I don't think it makes sense to jail anyone, but the recent controversy over release of the CIA memos reminds me President Bush did great damage to our country and our international reputation by authorizing torture in America’s name. If there were evidence from experts that physical torture actually produces the desired results, perhaps I could feel better. Science and the Bush administration had an arms-length relationship, and it appears the justification for torture was another example of this phenomenon.

Raul Castro is now willing to discuss ‘human rights’ with the new administration. I support a realistic policy towards Cuba and look forward to ending the fiction we have pursued for fifty years. Sadly, when President Obama talks to Cuba about jailing poets and torturing dissenters, he can now say, “Well, you did it too.” Cuba’s ability to point the finger back at us demonstrates the greatest sin of the Bush administration. His policies, well intended or not, painfully violate the last words in the Declaration of Independence, so elegantly phrased by our founders: “…we mutually pledge to each other our Lives, our Fortunes, and our sacred Honor.” Only an honest discussion of this dark part of our recent past can remove the stain from America’s honor. Discussion and understanding is not prosecution.

jafs 9 years, 1 month ago

From Webster's dictionary:

Torture - b. something that causes agony or pain.

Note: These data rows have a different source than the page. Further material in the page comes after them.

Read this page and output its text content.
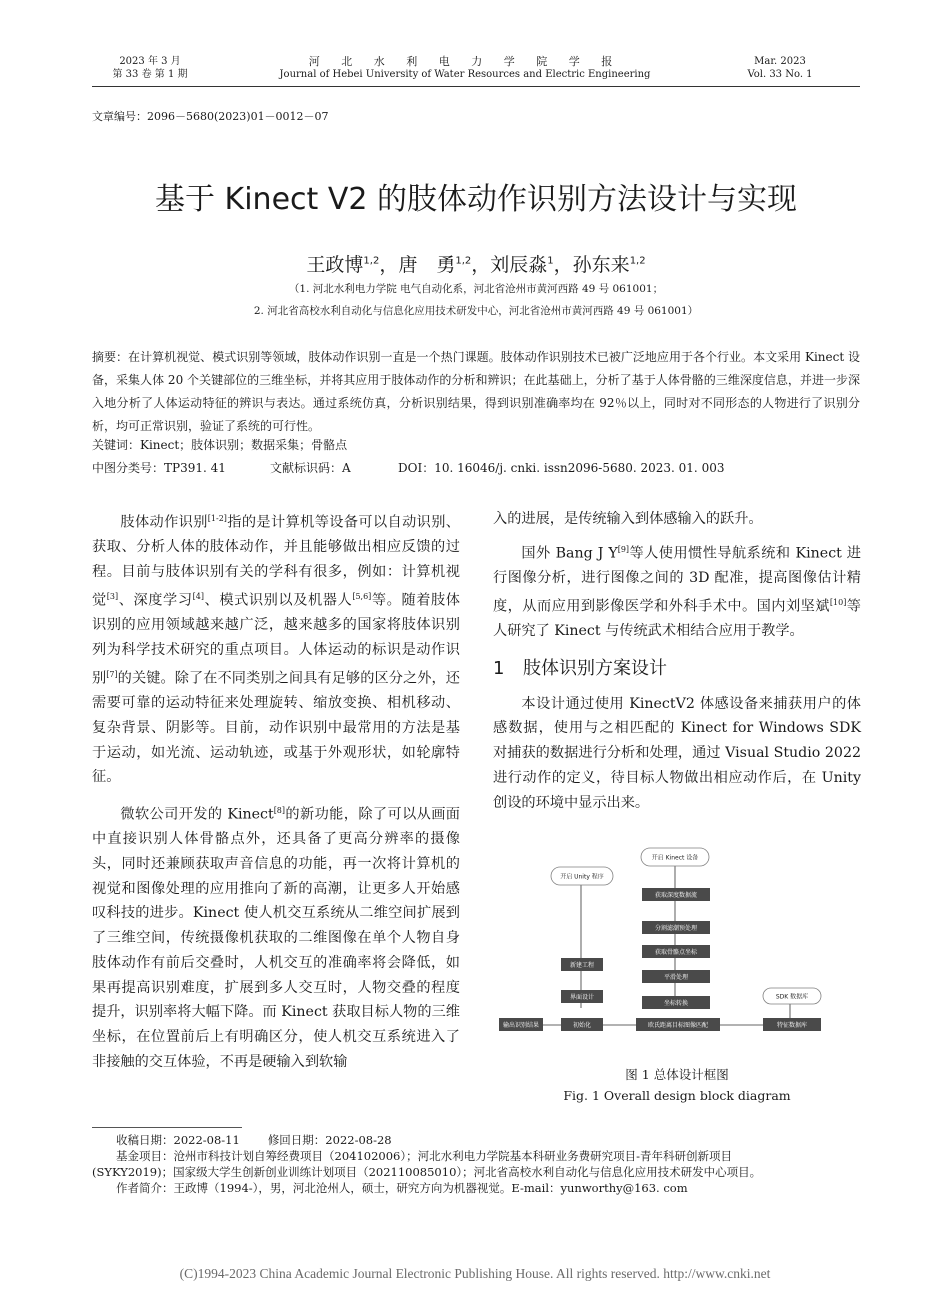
2023 年 3 月
第 33 卷 第 1 期
河 北 水 利 电 力 学 院 学 报
Journal of Hebei University of Water Resources and Electric Engineering
Mar. 2023
Vol. 33 No. 1
文章编号：2096－5680(2023)01－0012－07
基于 Kinect V2 的肢体动作识别方法设计与实现
王政博$^{1,2}$，唐　勇$^{1,2}$，刘辰淼$^1$，孙东来$^{1,2}$
（1. 河北水利电力学院 电气自动化系，河北省沧州市黄河西路 49 号 061001；
2. 河北省高校水利自动化与信息化应用技术研发中心，河北省沧州市黄河西路 49 号 061001）
摘要：在计算机视觉、模式识别等领域，肢体动作识别一直是一个热门课题。肢体动作识别技术已被广泛地应用于各个行业。本文采用 Kinect 设备，采集人体 20 个关键部位的三维坐标，并将其应用于肢体动作的分析和辨识；在此基础上，分析了基于人体骨骼的三维深度信息，并进一步深入地分析了人体运动特征的辨识与表达。通过系统仿真，分析识别结果，得到识别准确率均在 92％以上，同时对不同形态的人物进行了识别分析，均可正常识别，验证了系统的可行性。
关键词：Kinect；肢体识别；数据采集；骨骼点
中图分类号：TP391. 41	文献标识码：A	DOI：10. 16046/j. cnki. issn2096-5680. 2023. 01. 003

肢体动作识别[1-2]指的是计算机等设备可以自动识别、获取、分析人体的肢体动作，并且能够做出相应反馈的过程。目前与肢体识别有关的学科有很多，例如：计算机视觉[3]、深度学习[4]、模式识别以及机器人[5,6]等。随着肢体识别的应用领域越来越广泛，越来越多的国家将肢体识别列为科学技术研究的重点项目。人体运动的标识是动作识别[7]的关键。除了在不同类别之间具有足够的区分之外，还需要可靠的运动特征来处理旋转、缩放变换、相机移动、复杂背景、阴影等。目前，动作识别中最常用的方法是基于运动，如光流、运动轨迹，或基于外观形状，如轮廓特征。

微软公司开发的 Kinect[8]的新功能，除了可以从画面中直接识别人体骨骼点外，还具备了更高分辨率的摄像头，同时还兼顾获取声音信息的功能，再一次将计算机的视觉和图像处理的应用推向了新的高潮，让更多人开始感叹科技的进步。Kinect 使人机交互系统从二维空间扩展到了三维空间，传统摄像机获取的二维图像在单个人物自身肢体动作有前后交叠时，人机交互的准确率将会降低，如果再提高识别难度，扩展到多人交互时，人物交叠的程度提升，识别率将大幅下降。而 Kinect 获取目标人物的三维坐标，在位置前后上有明确区分，使人机交互系统进入了非接触的交互体验，不再是硬输入到软输

入的进展，是传统输入到体感输入的跃升。

国外 Bang J Y[9]等人使用惯性导航系统和 Kinect 进行图像分析，进行图像之间的 3D 配准，提高图像估计精度，从而应用到影像医学和外科手术中。国内刘坚斌[10]等人研究了 Kinect 与传统武术相结合应用于教学。

1 肢体识别方案设计

本设计通过使用 KinectV2 体感设备来捕获用户的体感数据，使用与之相匹配的 Kinect for Windows SDK 对捕获的数据进行分析和处理，通过 Visual Studio 2022 进行动作的定义，待目标人物做出相应动作后，在 Unity 创设的环境中显示出来。

开启 Kinect 设备
开启 Unity 程序
SDK 数据库
获取深度数据流
分割滤潮预处理
获取骨骼点坐标
平滑处理
坐标转换
欧氏距离目标图像匹配
新建工程
界面设计
初始化
输出识别结果	特征数据库
图 1 总体设计框图
Fig. 1 Overall design block diagram
收稿日期：2022-08-11 修回日期：2022-08-28
基金项目：沧州市科技计划自筹经费项目（204102006）；河北水利电力学院基本科研业务费研究项目-青年科研创新项目
(SYKY2019)；国家级大学生创新创业训练计划项目（202110085010）；河北省高校水利自动化与信息化应用技术研发中心项目。
作者简介：王政博（1994-），男，河北沧州人，硕士，研究方向为机器视觉。E-mail：yunworthy@163. com
(C)1994-2023 China Academic Journal Electronic Publishing House. All rights reserved. http://www.cnki.net
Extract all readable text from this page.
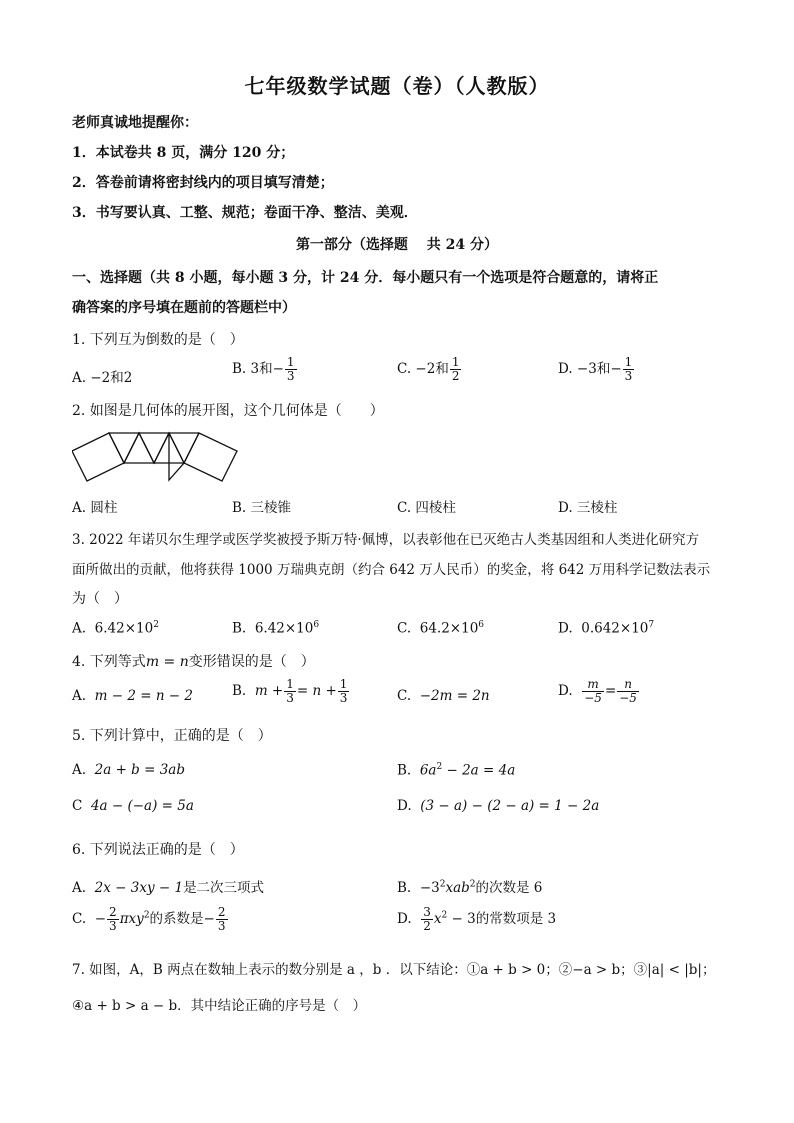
七年级数学试题（卷）（人教版）
老师真诚地提醒你：
1．本试卷共 8 页，满分 120 分；
2．答卷前请将密封线内的项目填写清楚；
3．书写要认真、工整、规范；卷面干净、整洁、美观．
第一部分（选择题　 共 24 分）
一、选择题（共 8 小题，每小题 3 分，计 24 分．每小题只有一个选项是符合题意的，请将正
确答案的序号填在题前的答题栏中）
1. 下列互为倒数的是（　）
A. −2和2
B. 3和− $\frac{1}{3}$	C. −2和 $\frac{1}{2}$	D. −3和− $\frac{1}{3}$
2. 如图是几何体的展开图，这个几何体是（　　）
A. 圆柱	B. 三棱锥	C. 四棱柱	D. 三棱柱
3. 2022 年诺贝尔生理学或医学奖被授予斯万特·佩博，以表彰他在已灭绝古人类基因组和人类进化研究方
面所做出的贡献，他将获得 1000 万瑞典克朗（约合 642 万人民币）的奖金，将 642 万用科学记数法表示
为（　）
A. $6.42\times 10^2$	B. $6.42\times 10^6$	C. $64.2\times 10^6$	D. $0.642\times 10^7$
4. 下列等式m = n变形错误的是（　）
A. m − 2 = n − 2	B. $m + \frac{1}{3} = n + \frac{1}{3}$	C. −2m = 2n	D. $\frac{m}{-5} = \frac{n}{-5}$
5. 下列计算中，正确的是（　）
A. 2a + b = 3ab	B. $6a^2 - 2a = 4a$
C 4a − (−a) = 5a	D. (3 − a) − (2 − a) = 1 − 2a
6. 下列说法正确的是（　）
A. 2x − 3xy − 1是二次三项式	B. $-3^2xab^2$的次数是 6
C. − $\frac{2}{3} \pi xy^2$的系数是− $\frac{2}{3}$	D. $\frac{3}{2} x^2 - 3$的常数项是 3
7. 如图，A，B 两点在数轴上表示的数分别是 a ，b ．以下结论：①a + b > 0；②−a > b；③|a| < |b|；
④a + b > a − b．其中结论正确的序号是（　）
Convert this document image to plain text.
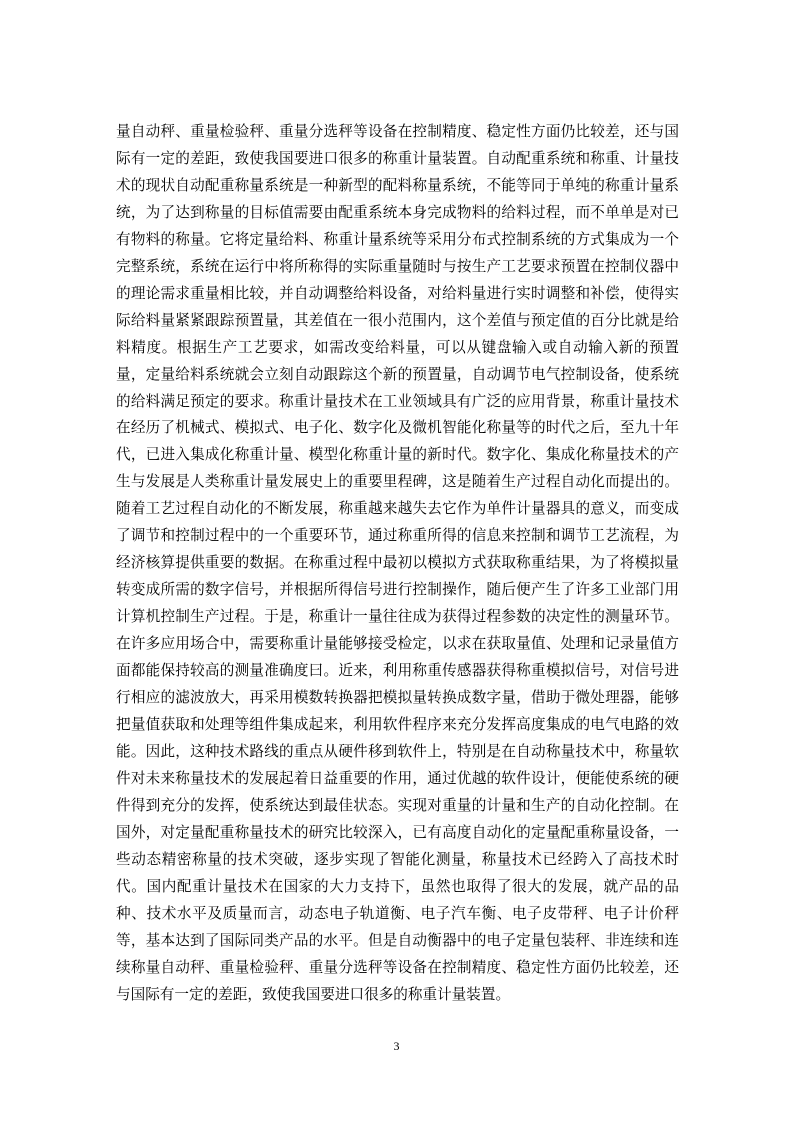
量自动秤、重量检验秤、重量分选秤等设备在控制精度、稳定性方面仍比较差，还与国际有一定的差距，致使我国要进口很多的称重计量装置。自动配重系统和称重、计量技术的现状自动配重称量系统是一种新型的配料称量系统，不能等同于单纯的称重计量系统，为了达到称量的目标值需要由配重系统本身完成物料的给料过程，而不单单是对已有物料的称量。它将定量给料、称重计量系统等采用分布式控制系统的方式集成为一个完整系统，系统在运行中将所称得的实际重量随时与按生产工艺要求预置在控制仪器中的理论需求重量相比较，并自动调整给料设备，对给料量进行实时调整和补偿，使得实际给料量紧紧跟踪预置量，其差值在一很小范围内，这个差值与预定值的百分比就是给料精度。根据生产工艺要求，如需改变给料量，可以从键盘输入或自动输入新的预置量，定量给料系统就会立刻自动跟踪这个新的预置量，自动调节电气控制设备，使系统的给料满足预定的要求。称重计量技术在工业领域具有广泛的应用背景，称重计量技术在经历了机械式、模拟式、电子化、数字化及微机智能化称量等的时代之后，至九十年代，已进入集成化称重计量、模型化称重计量的新时代。数字化、集成化称量技术的产生与发展是人类称重计量发展史上的重要里程碑，这是随着生产过程自动化而提出的。随着工艺过程自动化的不断发展，称重越来越失去它作为单件计量器具的意义，而变成了调节和控制过程中的一个重要环节，通过称重所得的信息来控制和调节工艺流程，为经济核算提供重要的数据。在称重过程中最初以模拟方式获取称重结果，为了将模拟量转变成所需的数字信号，并根据所得信号进行控制操作，随后便产生了许多工业部门用计算机控制生产过程。于是，称重计一量往往成为获得过程参数的决定性的测量环节。在许多应用场合中，需要称重计量能够接受检定，以求在获取量值、处理和记录量值方面都能保持较高的测量准确度曰。近来，利用称重传感器获得称重模拟信号，对信号进行相应的滤波放大，再采用模数转换器把模拟量转换成数字量，借助于微处理器，能够把量值获取和处理等组件集成起来，利用软件程序来充分发挥高度集成的电气电路的效能。因此，这种技术路线的重点从硬件移到软件上，特别是在自动称量技术中，称量软件对未来称量技术的发展起着日益重要的作用，通过优越的软件设计，便能使系统的硬件得到充分的发挥，使系统达到最佳状态。实现对重量的计量和生产的自动化控制。在国外，对定量配重称量技术的研究比较深入，已有高度自动化的定量配重称量设备，一些动态精密称量的技术突破，逐步实现了智能化测量，称量技术已经跨入了高技术时代。国内配重计量技术在国家的大力支持下，虽然也取得了很大的发展，就产品的品种、技术水平及质量而言，动态电子轨道衡、电子汽车衡、电子皮带秤、电子计价秤等，基本达到了国际同类产品的水平。但是自动衡器中的电子定量包装秤、非连续和连续称量自动秤、重量检验秤、重量分选秤等设备在控制精度、稳定性方面仍比较差，还与国际有一定的差距，致使我国要进口很多的称重计量装置。

3
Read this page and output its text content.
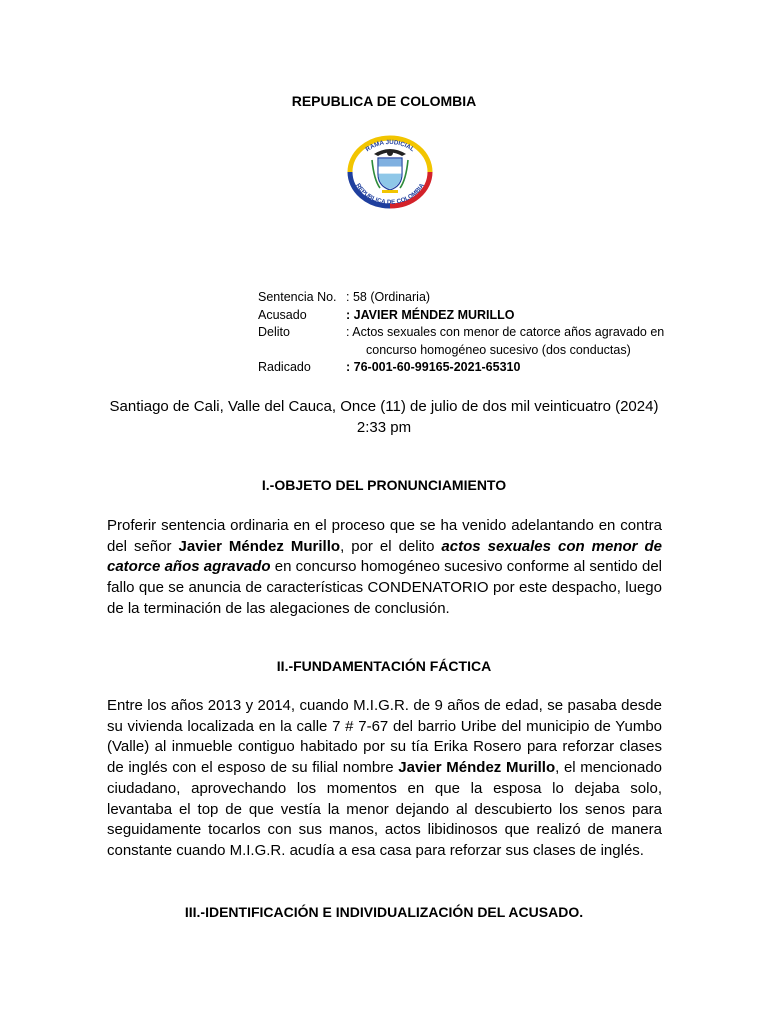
REPUBLICA DE COLOMBIA
RAMA JUDICIAL
REPUBLICA DE COLOMBIA
Sentencia No. : 58 (Ordinaria)
Acusado	: JAVIER MÉNDEZ MURILLO
Delito	: Actos sexuales con menor de catorce años agravado en
concurso homogéneo sucesivo (dos conductas)
Radicado	: 76-001-60-99165-2021-65310
Santiago de Cali, Valle del Cauca, Once (11) de julio de dos mil veinticuatro (2024)
2:33 pm
I.-OBJETO DEL PRONUNCIAMIENTO
Proferir sentencia ordinaria en el proceso que se ha venido adelantando en contra del señor Javier Méndez Murillo, por el delito actos sexuales con menor de catorce años agravado en concurso homogéneo sucesivo conforme al sentido del fallo que se anuncia de características CONDENATORIO por este despacho, luego de la terminación de las alegaciones de conclusión.
II.-FUNDAMENTACIÓN FÁCTICA
Entre los años 2013 y 2014, cuando M.I.G.R. de 9 años de edad, se pasaba desde su vivienda localizada en la calle 7 # 7-67 del barrio Uribe del municipio de Yumbo (Valle) al inmueble contiguo habitado por su tía Erika Rosero para reforzar clases de inglés con el esposo de su filial nombre Javier Méndez Murillo, el mencionado ciudadano, aprovechando los momentos en que la esposa lo dejaba solo, levantaba el top de que vestía la menor dejando al descubierto los senos para seguidamente tocarlos con sus manos, actos libidinosos que realizó de manera constante cuando M.I.G.R. acudía a esa casa para reforzar sus clases de inglés.
III.-IDENTIFICACIÓN E INDIVIDUALIZACIÓN DEL ACUSADO.
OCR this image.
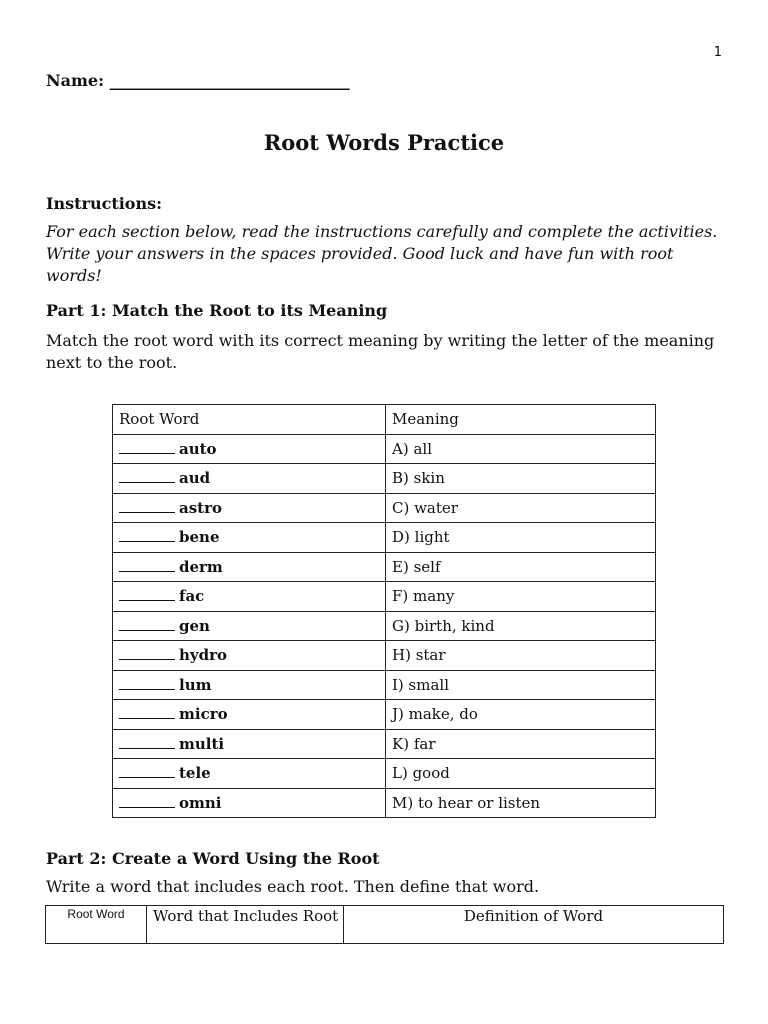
1
Name: ______________________________
Root Words Practice
Instructions:
For each section below, read the instructions carefully and complete the activities. Write your answers in the spaces provided. Good luck and have fun with root words!
Part 1: Match the Root to its Meaning
Match the root word with its correct meaning by writing the letter of the meaning next to the root.
Root Word	Meaning
auto	A) all
aud	B) skin
astro	C) water
bene	D) light
derm	E) self
fac	F) many
gen	G) birth, kind
hydro	H) star
lum	I) small
micro	J) make, do
multi	K) far
tele	L) good
omni	M) to hear or listen
Part 2: Create a Word Using the Root
Write a word that includes each root. Then define that word.
Root Word	Word that Includes Root	Definition of Word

Agony - a. Intense pain of mind or body.

jafs 9 years, 1 month ago

Therefore, for those that can't make the connection themselves:

Something that causes agony (intense pain of mind) is torture.

Leslie Swearingen 9 years, 1 month ago

coolmary, do not presume to dictate to another poster what they can and cannot post. Do not use selfish as a means to manipulate someone into supporting your point of view.